Metamaterials designed by AI for Sustainable Steel
Staff: Corentin Coulais (C.J.M.Coulais@uva.nl), Jan-Willem van de Meent (j.w.vandemeent@uva.nl)
Institutes: Institute of Physics, Institute of Informatics
To apply: reach out to Me and Jan-Willem and apply via this link.
In this project, we will develop deep learning methods to accelerate the computational design of dissipative metamaterials that will in turn enable new technology for sustainable steel.
Computational design of metamaterials will require solving fundamental research problems at the intersection of materials science and AI research. The response of steel metamaterials is highly nonlinear, as it involves a mechanical instability called buckling, irreversible plastic deformations and self-contact interactions. Previous work by Coulais demonstrated that convolutional neural networks are extremely efficient at classifying metamaterials and can be combined with genetic algorithms to find materials with optimal properties. This project will build on this line of work, which was carried out in the static linear regime, to reason about dynamic nonlinear responses.
WP1: Learning a coarse-grained model from finite-element simulations. The technical challenge in modeling the dissipative dynamics of metamaterials is that numerical simulation with traditional finite-element methods is prohibitively expensive, even for a single configuration.
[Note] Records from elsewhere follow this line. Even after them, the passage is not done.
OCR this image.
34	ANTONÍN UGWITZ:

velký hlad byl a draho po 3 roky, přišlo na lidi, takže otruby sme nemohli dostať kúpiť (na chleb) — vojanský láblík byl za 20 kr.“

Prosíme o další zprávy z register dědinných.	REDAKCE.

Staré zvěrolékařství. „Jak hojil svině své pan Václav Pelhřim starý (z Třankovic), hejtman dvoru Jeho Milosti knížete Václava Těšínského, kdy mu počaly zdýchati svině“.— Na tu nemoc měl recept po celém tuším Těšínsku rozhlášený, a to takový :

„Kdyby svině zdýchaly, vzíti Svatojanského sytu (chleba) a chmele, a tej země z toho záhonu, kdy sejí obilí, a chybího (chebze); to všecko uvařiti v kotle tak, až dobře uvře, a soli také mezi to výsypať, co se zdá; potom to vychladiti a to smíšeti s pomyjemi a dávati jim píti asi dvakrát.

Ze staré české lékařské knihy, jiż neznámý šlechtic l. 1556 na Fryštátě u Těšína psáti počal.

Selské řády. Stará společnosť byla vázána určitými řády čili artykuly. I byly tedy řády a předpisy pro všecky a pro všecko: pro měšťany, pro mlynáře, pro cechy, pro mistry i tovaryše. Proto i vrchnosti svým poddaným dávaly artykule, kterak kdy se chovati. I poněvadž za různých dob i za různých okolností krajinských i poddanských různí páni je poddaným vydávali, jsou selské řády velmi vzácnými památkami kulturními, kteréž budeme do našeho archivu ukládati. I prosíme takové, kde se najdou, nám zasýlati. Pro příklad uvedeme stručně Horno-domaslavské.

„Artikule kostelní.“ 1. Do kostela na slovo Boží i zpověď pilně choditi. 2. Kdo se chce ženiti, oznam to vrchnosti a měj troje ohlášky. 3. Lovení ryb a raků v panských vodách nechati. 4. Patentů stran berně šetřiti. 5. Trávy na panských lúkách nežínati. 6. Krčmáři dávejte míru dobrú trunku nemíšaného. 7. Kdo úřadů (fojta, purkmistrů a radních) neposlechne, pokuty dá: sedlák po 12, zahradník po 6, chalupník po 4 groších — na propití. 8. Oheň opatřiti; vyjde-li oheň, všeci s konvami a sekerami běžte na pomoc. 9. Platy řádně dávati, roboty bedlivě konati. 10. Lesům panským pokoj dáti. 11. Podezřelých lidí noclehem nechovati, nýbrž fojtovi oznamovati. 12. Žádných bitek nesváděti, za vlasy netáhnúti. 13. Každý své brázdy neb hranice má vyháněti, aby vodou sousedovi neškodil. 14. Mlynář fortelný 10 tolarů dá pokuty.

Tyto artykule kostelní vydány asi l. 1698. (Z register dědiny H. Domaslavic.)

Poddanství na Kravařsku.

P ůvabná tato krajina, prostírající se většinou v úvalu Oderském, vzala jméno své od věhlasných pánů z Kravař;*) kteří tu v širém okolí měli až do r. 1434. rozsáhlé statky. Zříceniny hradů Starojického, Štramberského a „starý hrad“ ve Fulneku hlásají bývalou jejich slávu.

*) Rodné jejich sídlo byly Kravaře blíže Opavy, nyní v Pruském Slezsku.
To address this challenge, we will begin by developing AI methods that approximate dynamics at the level of a unit cell. The input to the model will be a large collection of small-scale finite-element simulations, which can be generated relatively cheaply. To account for memory-effects in the material, we will train a neural sequence model, such as a recurrent neural network, to predict the pairwise forces between the elements of the coarse-grained model in a matter that mirror the finite-element dynamics.
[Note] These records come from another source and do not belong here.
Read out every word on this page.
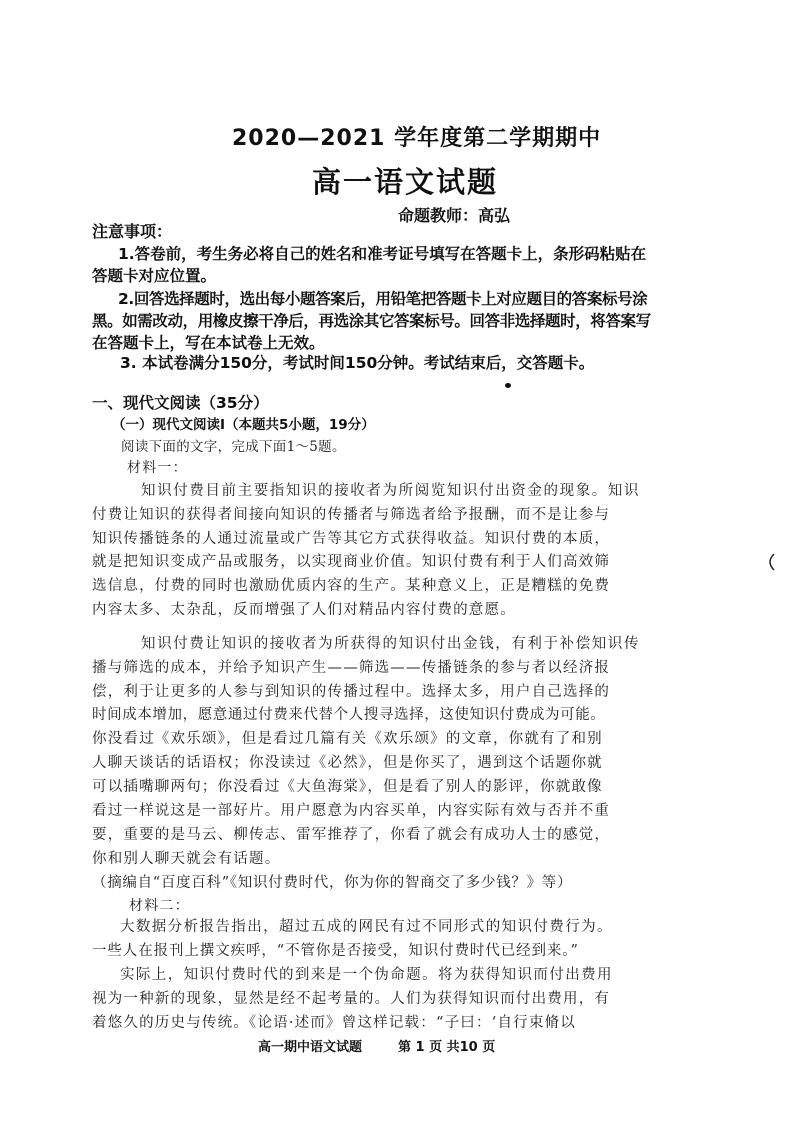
2020—2021 学年度第二学期期中
高一语文试题
命题教师：高弘
注意事项：
1.答卷前，考生务必将自己的姓名和准考证号填写在答题卡上，条形码粘贴在
答题卡对应位置。
2.回答选择题时，选出每小题答案后，用铅笔把答题卡上对应题目的答案标号涂
黑。如需改动，用橡皮擦干净后，再选涂其它答案标号。回答非选择题时，将答案写
在答题卡上，写在本试卷上无效。
3. 本试卷满分150分，考试时间150分钟。考试结束后，交答题卡。
一、现代文阅读（35分）
（一）现代文阅读Ⅰ（本题共5小题，19分）
阅读下面的文字，完成下面1～5题。
材料一：
知识付费目前主要指知识的接收者为所阅览知识付出资金的现象。知识
付费让知识的获得者间接向知识的传播者与筛选者给予报酬，而不是让参与
知识传播链条的人通过流量或广告等其它方式获得收益。知识付费的本质，
就是把知识变成产品或服务，以实现商业价值。知识付费有利于人们高效筛
选信息，付费的同时也激励优质内容的生产。某种意义上，正是糟糕的免费
内容太多、太杂乱，反而增强了人们对精品内容付费的意愿。
知识付费让知识的接收者为所获得的知识付出金钱，有利于补偿知识传
播与筛选的成本，并给予知识产生——筛选——传播链条的参与者以经济报
偿，利于让更多的人参与到知识的传播过程中。选择太多，用户自己选择的
时间成本增加，愿意通过付费来代替个人搜寻选择，这使知识付费成为可能。
你没看过《欢乐颂》，但是看过几篇有关《欢乐颂》的文章，你就有了和别
人聊天谈话的话语权；你没读过《必然》，但是你买了，遇到这个话题你就
可以插嘴聊两句；你没看过《大鱼海棠》，但是看了别人的影评，你就敢像
看过一样说这是一部好片。用户愿意为内容买单，内容实际有效与否并不重
要，重要的是马云、柳传志、雷军推荐了，你看了就会有成功人士的感觉，
你和别人聊天就会有话题。
（摘编自“百度百科”《知识付费时代，你为你的智商交了多少钱？》等）
材料二：
大数据分析报告指出，超过五成的网民有过不同形式的知识付费行为。
一些人在报刊上撰文疾呼，“不管你是否接受，知识付费时代已经到来。”
实际上，知识付费时代的到来是一个伪命题。将为获得知识而付出费用
视为一种新的现象，显然是经不起考量的。人们为获得知识而付出费用，有
着悠久的历史与传统。《论语·述而》曾这样记载：“子曰：‘自行束脩以
高一期中语文试题	第 1 页 共10 页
WP2: Learning a surrogate function for the coarse-grained dynamics. A coarse-grained model will reduce O(50k) finite elements into O(10) coarse-grained particles per unit cell. This will make it possible to simulate dissipative dynamics for multiple configurations. However, it will still not be feasible to test all configurations that need to be considered during optimization. To screen candidate configurations, we will train a fast surrogate model to predict macroscopic response variables from coarse-grained simulations. This model will take the form of a graph neural network that is equivariant, viz. where translations and rotations of inputs are baked into the networks. These equivariant architectures, which have in part been pioneered at AMLab, will allow us to train a surrogate model from a comparatively small number of coarse-grained simulations by generalizing across inputs that are equivalent up to rotations and translations.
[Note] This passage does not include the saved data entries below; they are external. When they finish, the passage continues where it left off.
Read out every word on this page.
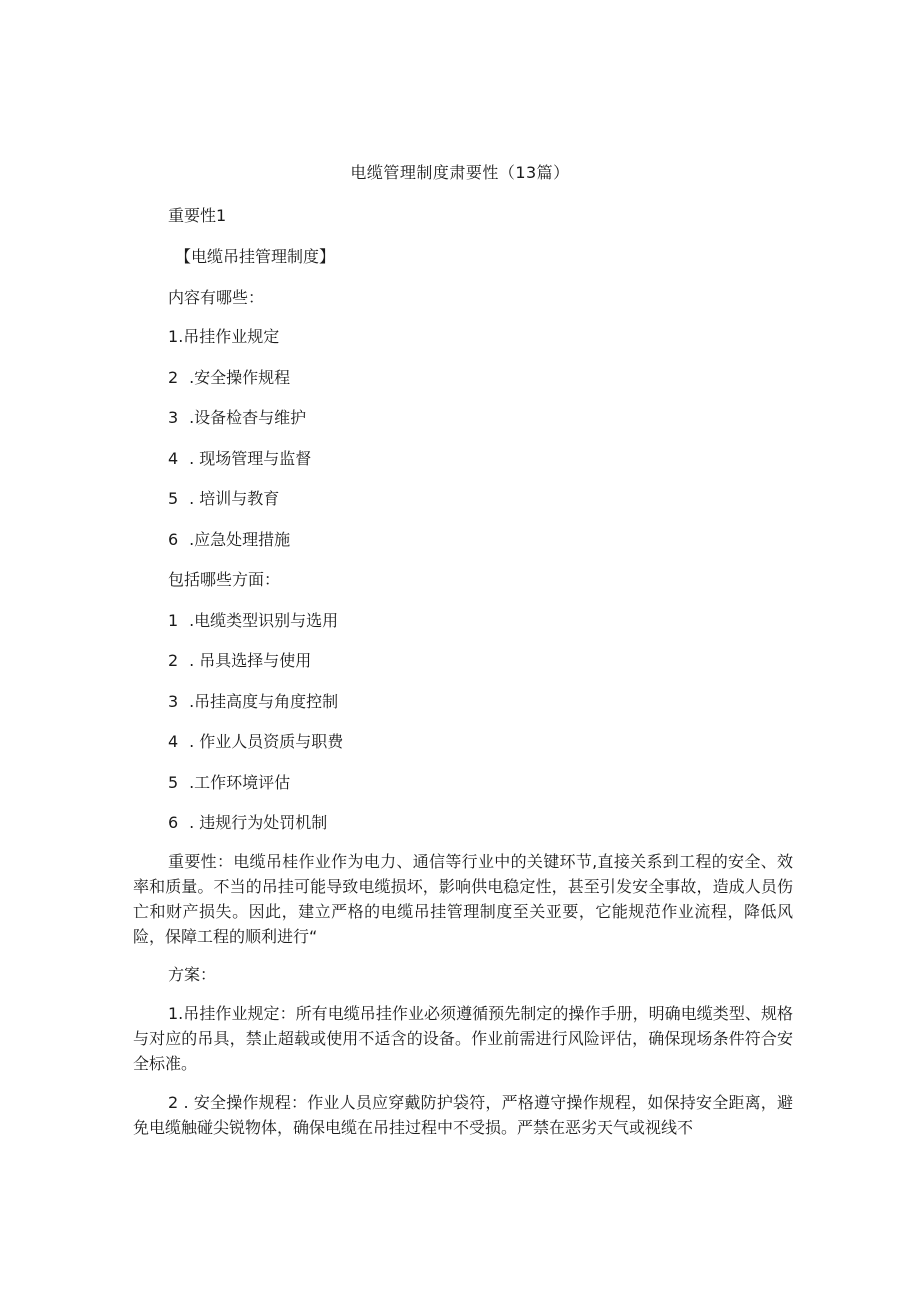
电缆管理制度肃要性（13篇）
重要性1
【电缆吊挂管理制度】
内容有哪些：
1.吊挂作业规定
2 .安全操作规程
3 .设备检杳与维护
4 . 现场管理与监督
5 . 培训与教育
6 .应急处理措施
包括哪些方面：
1 .电缆类型识别与选用
2 . 吊具选择与使用
3 .吊挂高度与角度控制
4 . 作业人员资质与职费
5 .工作环境评估
6 . 违规行为处罚机制
重要性：电缆吊桂作业作为电力、通信等行业中的关键环节,直接关系到工程的安全、效率和质量。不当的吊挂可能导致电缆损坏，影响供电稳定性，甚至引发安全事故，造成人员伤亡和财产损失。因此，建立严格的电缆吊挂管理制度至关亚要，它能规范作业流程，降低风险，保障工程的顺利进行“
方案：
1.吊挂作业规定：所有电缆吊挂作业必须遵循预先制定的操作手册，明确电缆类型、规格与对应的吊具，禁止超载或使用不适含的设备。作业前需进行风险评估，确保现场条件符合安全标准。
2 . 安全操作规程：作业人员应穿戴防护袋符，严格遵守操作规程，如保持安全距离，避免电缆触碰尖锐物体，确保电缆在吊挂过程中不受损。严禁在恶劣天气或视线不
WP3: Bayesian combinatorial optimization of meta-material configurations. Our ultimate goal is to define an outer optimization loop that maximizes shock-damping performance subject to a carbon footprint budget, or conversely minimizes the carbon footprint budget subject to damping performance requirements. This involves repeatedly running coarse-grained simulations in a manner that balances exploration (testing new configurations with uncertain properties) and exploitation (improving on the current best candidate). To this end, we will employ the learned surrogate model to compute similarities between unseen candidate configurations and previously simulated configurations. The resulting Bayesian optimization procedure should allow us to identify an optimum based on O(100) simulations.
Expected outcomes and Impact: Metamaterials are currently at an early technology readiness level, so this project carries risks that are inherent to all fundamental research. However solving these fundamental challenges can substantially contribute to the greenification by (i) improving vehicle efficiency through the development of stronger and lighter metamaterials that meet the energy-adsorption requirements for aerospace and automotive applications, (ii) enabling construction of parts that employ lower-grade steel as the base material, which takes less CO2 to produce than high-grade steels and other metals.